Certainly Islander goalie Mark Fitzpatrick did by blowing his cool during Game 2 of the Patrick Division semifinals against the New York Rangers. Already steaming because he had given up three quick goals in a four-minute span in the second period, Fitzpatrick boiled over after being crashed by the Rangers' Troy Mallette. Referee Denis Morel had his arm up to penalize the Islanders' Bryan Trottier for hauling down Mallette, but Fitzpatrick butt-ended the Ranger winger while he lay on the ice. In addition to a game misconduct, Fitzpatrick received a five-minute penalty, which the Rangers converted into a goal that put their 5-2 victory away.
Fitzpatrick's temper does not serve him well. But considering how hockey is now played, his 6'2" body will. There has always been some prejudice against little goalies, because they cover less of the net-and seem to wear down faster than big net minders. There remain good small goalies in the NHL, but unless the league takes protective measures, the 5'9" goalie will become as rare as the 5'9" forward. Unless, of course, all the 6'2" goalies are pounded down five inches.
Unquestionably, the magnets are drawing more players than ever to the net, contributing to the problem. But the essential difficulty with today's NHL is the size of the players. While the players have gotten bigger and bigger, the ice surface hasn't. With no real mandate to widen the rinks an additional 15 feet to international size, NHL general managers this summer will study a number of other options, including new net supports and more consistent enforcement.
Moog says there's nothing wrong with the nets or the referees; it's the system that needs an overhaul. "Hockey has not changed its system of officiating since the goal judges were taken off the ice and put in the stands," he says. "That was more than 70 years ago. The fastest game in the world is still officiated by one referee, with the linesmen calling offsides, icings and just a few penalties.

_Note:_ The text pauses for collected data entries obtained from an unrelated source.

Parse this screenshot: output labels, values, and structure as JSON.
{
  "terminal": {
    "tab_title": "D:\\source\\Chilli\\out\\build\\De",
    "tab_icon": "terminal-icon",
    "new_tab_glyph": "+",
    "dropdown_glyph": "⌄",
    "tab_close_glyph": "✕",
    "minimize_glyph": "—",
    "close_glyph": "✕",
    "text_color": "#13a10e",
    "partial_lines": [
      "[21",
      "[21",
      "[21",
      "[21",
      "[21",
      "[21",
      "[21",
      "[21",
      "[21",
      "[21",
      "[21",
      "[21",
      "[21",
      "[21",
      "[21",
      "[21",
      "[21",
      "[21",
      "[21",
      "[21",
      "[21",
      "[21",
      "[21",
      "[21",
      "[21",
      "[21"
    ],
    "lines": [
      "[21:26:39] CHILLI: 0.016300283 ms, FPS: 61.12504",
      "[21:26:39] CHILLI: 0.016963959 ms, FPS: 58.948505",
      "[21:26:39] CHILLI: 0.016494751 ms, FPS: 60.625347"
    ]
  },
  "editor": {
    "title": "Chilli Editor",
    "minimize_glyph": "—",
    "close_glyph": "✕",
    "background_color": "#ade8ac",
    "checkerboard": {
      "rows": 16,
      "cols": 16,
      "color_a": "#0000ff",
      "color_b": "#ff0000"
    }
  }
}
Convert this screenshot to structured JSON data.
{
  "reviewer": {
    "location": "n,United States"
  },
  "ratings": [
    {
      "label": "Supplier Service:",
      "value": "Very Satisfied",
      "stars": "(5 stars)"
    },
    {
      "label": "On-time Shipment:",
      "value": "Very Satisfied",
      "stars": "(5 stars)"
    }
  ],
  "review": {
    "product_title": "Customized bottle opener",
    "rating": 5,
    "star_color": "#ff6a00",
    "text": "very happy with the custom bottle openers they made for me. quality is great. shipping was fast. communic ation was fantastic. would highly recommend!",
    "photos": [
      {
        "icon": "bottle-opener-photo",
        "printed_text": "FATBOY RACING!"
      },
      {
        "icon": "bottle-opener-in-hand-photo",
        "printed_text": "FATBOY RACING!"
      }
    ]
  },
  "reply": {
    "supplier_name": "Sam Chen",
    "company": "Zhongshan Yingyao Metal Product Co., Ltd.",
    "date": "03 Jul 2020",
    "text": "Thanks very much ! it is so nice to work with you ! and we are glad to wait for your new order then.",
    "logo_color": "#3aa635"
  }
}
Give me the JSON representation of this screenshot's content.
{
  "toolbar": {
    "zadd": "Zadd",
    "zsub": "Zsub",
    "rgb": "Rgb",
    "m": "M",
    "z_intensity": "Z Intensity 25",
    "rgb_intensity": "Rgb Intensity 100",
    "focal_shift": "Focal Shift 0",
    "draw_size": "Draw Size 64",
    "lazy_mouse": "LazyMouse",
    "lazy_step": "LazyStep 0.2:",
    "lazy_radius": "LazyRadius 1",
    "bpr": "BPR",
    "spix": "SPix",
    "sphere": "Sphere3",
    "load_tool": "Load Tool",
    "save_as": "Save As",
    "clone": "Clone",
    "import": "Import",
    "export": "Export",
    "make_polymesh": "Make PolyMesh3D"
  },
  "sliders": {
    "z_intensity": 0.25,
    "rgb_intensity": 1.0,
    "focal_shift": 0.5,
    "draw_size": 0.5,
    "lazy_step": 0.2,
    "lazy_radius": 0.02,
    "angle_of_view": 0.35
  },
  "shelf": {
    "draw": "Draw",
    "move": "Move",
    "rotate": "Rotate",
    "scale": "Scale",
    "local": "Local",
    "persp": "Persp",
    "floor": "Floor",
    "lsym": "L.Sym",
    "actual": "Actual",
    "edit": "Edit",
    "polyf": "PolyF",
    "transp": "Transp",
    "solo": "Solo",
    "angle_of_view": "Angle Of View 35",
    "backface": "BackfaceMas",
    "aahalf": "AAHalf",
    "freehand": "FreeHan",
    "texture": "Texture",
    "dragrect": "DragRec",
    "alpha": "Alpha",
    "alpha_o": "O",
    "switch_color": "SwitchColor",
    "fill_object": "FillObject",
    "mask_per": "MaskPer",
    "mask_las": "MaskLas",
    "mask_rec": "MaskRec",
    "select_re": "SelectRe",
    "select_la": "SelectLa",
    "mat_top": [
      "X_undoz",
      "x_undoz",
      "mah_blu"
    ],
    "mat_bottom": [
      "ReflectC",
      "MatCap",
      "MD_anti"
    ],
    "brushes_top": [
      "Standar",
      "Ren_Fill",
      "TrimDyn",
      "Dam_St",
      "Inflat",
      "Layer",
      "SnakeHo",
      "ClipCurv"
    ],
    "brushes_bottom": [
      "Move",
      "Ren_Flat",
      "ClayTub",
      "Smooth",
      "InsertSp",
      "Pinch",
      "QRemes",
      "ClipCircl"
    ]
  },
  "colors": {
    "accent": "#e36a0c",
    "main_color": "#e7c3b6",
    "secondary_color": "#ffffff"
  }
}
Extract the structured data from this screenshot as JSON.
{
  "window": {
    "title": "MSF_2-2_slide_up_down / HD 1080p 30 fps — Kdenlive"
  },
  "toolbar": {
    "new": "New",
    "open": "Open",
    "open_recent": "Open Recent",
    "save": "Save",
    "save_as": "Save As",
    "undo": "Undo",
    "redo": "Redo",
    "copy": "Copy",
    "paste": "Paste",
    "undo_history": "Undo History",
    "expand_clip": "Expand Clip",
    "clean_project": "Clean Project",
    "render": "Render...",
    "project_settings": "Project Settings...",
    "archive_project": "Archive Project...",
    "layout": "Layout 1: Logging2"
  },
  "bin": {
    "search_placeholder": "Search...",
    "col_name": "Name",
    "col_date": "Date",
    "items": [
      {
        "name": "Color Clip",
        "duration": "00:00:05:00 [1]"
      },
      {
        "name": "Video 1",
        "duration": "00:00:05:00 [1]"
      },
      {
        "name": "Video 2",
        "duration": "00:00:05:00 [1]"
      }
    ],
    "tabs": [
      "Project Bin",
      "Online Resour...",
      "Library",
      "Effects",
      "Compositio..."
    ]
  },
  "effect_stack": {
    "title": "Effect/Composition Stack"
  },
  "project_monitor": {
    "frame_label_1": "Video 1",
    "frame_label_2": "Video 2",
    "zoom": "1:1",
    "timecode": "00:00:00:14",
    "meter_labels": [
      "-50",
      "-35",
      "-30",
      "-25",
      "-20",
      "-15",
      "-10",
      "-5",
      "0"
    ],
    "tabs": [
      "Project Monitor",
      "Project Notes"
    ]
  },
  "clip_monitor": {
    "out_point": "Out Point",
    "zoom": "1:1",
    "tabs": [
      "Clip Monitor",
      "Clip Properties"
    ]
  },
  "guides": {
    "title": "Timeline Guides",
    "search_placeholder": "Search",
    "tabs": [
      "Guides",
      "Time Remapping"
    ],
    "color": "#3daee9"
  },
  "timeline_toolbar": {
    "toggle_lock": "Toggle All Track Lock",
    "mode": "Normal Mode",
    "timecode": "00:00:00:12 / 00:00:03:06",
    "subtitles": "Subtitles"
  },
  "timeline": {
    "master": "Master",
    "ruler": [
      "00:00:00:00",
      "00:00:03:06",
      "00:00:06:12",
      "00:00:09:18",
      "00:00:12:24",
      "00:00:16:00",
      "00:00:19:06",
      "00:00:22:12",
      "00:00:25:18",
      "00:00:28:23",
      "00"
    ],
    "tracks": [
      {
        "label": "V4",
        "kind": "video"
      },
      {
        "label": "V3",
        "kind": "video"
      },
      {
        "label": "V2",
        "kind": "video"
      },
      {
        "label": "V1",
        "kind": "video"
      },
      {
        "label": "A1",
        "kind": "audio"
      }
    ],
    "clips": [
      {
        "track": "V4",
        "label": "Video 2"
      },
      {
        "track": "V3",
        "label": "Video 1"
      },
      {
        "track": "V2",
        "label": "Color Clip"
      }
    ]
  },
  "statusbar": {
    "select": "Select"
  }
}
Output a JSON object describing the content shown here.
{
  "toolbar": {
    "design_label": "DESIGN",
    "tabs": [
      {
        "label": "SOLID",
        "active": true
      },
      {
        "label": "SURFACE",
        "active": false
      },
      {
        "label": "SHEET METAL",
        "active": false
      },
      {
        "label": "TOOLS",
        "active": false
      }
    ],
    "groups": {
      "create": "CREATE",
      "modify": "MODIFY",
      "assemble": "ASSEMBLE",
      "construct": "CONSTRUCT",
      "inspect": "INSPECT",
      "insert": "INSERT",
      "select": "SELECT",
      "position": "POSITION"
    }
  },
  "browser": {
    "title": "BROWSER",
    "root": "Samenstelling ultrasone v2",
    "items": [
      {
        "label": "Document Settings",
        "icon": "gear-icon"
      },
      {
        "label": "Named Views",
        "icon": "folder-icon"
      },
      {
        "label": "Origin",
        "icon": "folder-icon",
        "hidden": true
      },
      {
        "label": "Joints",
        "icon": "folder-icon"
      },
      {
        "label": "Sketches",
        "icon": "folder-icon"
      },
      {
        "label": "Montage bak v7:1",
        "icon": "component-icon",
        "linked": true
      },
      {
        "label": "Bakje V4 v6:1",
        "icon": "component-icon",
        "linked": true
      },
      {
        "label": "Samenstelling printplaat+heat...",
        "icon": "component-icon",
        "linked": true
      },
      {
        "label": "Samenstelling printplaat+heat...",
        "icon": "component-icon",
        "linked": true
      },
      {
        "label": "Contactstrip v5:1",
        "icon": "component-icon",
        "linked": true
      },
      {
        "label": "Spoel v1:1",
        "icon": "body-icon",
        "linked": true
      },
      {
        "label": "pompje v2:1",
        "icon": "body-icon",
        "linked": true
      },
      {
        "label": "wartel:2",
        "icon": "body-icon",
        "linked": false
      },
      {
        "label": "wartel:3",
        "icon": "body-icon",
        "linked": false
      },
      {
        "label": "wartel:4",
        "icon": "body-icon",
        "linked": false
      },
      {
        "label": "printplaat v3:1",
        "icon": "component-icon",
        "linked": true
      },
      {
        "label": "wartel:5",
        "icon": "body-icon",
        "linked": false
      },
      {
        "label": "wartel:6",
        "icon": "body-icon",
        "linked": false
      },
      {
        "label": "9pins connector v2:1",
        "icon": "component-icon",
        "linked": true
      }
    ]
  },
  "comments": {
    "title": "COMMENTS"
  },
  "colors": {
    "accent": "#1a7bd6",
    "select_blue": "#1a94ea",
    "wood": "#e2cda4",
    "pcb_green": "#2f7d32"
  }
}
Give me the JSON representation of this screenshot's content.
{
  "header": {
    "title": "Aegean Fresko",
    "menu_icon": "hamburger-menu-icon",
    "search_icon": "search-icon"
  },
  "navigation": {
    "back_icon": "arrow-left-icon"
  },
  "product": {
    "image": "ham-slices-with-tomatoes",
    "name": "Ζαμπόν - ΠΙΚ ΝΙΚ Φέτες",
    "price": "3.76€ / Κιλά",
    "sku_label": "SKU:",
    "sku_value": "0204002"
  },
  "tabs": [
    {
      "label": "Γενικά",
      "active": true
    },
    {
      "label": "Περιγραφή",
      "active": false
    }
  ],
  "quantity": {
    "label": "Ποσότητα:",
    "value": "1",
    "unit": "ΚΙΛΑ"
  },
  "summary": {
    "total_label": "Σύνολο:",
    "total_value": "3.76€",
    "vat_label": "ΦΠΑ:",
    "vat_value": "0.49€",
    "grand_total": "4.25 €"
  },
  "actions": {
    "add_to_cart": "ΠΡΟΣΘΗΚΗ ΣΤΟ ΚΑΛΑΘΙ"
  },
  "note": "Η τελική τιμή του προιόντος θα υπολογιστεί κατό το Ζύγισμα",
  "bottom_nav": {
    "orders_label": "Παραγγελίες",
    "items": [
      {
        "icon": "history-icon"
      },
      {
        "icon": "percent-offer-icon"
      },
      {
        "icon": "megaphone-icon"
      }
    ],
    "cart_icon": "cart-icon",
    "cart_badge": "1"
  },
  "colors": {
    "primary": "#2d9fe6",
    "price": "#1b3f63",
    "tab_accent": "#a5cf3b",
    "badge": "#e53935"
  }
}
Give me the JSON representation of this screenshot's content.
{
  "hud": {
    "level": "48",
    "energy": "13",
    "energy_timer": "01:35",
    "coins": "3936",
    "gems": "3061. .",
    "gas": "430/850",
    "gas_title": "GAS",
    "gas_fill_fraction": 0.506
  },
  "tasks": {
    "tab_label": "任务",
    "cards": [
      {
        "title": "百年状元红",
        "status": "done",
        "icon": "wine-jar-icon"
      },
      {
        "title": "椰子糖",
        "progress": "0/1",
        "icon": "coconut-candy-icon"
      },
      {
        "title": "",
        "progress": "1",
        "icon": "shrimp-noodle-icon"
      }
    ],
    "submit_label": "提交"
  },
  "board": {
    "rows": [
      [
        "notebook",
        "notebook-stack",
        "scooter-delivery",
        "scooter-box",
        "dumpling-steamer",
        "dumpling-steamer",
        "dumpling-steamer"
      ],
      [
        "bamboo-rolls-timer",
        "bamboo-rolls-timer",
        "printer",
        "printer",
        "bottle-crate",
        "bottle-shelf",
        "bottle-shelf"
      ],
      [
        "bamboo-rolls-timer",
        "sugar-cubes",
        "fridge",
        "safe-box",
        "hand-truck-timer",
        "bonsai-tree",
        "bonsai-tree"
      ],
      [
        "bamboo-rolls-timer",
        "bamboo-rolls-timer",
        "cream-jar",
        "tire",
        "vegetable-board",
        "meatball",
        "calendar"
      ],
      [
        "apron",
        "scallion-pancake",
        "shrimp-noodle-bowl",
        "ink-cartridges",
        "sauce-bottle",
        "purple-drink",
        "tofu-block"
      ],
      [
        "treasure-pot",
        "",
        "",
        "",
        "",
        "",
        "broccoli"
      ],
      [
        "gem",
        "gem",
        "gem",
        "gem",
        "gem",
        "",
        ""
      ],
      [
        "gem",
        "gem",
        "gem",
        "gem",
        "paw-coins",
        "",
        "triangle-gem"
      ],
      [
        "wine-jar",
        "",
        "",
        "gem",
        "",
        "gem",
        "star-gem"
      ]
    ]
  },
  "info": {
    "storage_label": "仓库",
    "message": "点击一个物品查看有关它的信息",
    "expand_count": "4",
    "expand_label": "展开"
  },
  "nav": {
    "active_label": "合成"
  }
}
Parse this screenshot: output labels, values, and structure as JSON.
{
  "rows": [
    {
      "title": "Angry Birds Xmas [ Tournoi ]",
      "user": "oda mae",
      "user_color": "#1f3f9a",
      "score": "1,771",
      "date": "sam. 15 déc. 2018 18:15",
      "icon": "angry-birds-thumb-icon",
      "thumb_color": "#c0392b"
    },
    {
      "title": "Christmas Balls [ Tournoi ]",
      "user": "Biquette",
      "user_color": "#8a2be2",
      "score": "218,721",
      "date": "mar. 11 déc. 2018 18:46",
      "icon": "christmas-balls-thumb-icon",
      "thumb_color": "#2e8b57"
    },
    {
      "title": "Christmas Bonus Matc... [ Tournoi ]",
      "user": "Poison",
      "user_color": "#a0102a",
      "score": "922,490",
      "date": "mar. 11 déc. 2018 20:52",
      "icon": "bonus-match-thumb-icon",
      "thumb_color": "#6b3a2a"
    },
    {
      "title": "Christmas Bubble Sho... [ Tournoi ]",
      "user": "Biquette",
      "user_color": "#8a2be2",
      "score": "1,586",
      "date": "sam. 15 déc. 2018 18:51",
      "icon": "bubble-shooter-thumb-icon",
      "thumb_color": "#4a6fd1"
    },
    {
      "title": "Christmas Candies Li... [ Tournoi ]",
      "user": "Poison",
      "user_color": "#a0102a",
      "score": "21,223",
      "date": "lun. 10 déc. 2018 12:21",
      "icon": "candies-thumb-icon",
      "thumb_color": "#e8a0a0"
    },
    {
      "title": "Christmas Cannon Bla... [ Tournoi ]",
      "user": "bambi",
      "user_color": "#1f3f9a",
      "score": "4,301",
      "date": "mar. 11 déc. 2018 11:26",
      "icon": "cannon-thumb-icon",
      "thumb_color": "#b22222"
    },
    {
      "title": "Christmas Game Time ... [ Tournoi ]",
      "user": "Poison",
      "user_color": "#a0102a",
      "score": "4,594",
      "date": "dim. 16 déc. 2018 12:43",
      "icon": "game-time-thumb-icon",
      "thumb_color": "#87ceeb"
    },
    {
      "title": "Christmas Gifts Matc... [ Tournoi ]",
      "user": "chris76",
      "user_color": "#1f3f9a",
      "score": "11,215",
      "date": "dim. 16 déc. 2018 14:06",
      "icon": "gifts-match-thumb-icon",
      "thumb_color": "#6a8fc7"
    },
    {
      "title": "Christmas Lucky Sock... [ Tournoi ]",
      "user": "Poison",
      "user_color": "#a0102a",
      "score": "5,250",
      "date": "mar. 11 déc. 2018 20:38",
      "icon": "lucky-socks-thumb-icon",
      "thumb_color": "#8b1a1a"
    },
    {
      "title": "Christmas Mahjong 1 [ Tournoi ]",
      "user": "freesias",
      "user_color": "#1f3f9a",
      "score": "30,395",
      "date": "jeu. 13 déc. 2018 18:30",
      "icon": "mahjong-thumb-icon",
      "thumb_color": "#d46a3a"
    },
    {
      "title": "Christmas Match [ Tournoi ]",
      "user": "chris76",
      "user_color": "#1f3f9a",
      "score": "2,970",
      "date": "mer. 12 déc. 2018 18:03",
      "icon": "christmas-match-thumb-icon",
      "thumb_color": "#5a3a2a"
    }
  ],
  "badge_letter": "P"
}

"We need two referees to see everything. I don't buy the argument that two in the same game will apply different standards. We have different standards from different referees on different nights right now. The players adjust. We'd adjust to two refs too."
Rather than ask for a second referee, the general managers are likely to demand that the league more rigorously enforce the rules that protect goalies. Meanwhile, the ground rules for the 1990 playoffs are clearly established. At the end of May, the last goalie standing will get to carry the Stanley Cup. By then all the other goalies may have been carried off.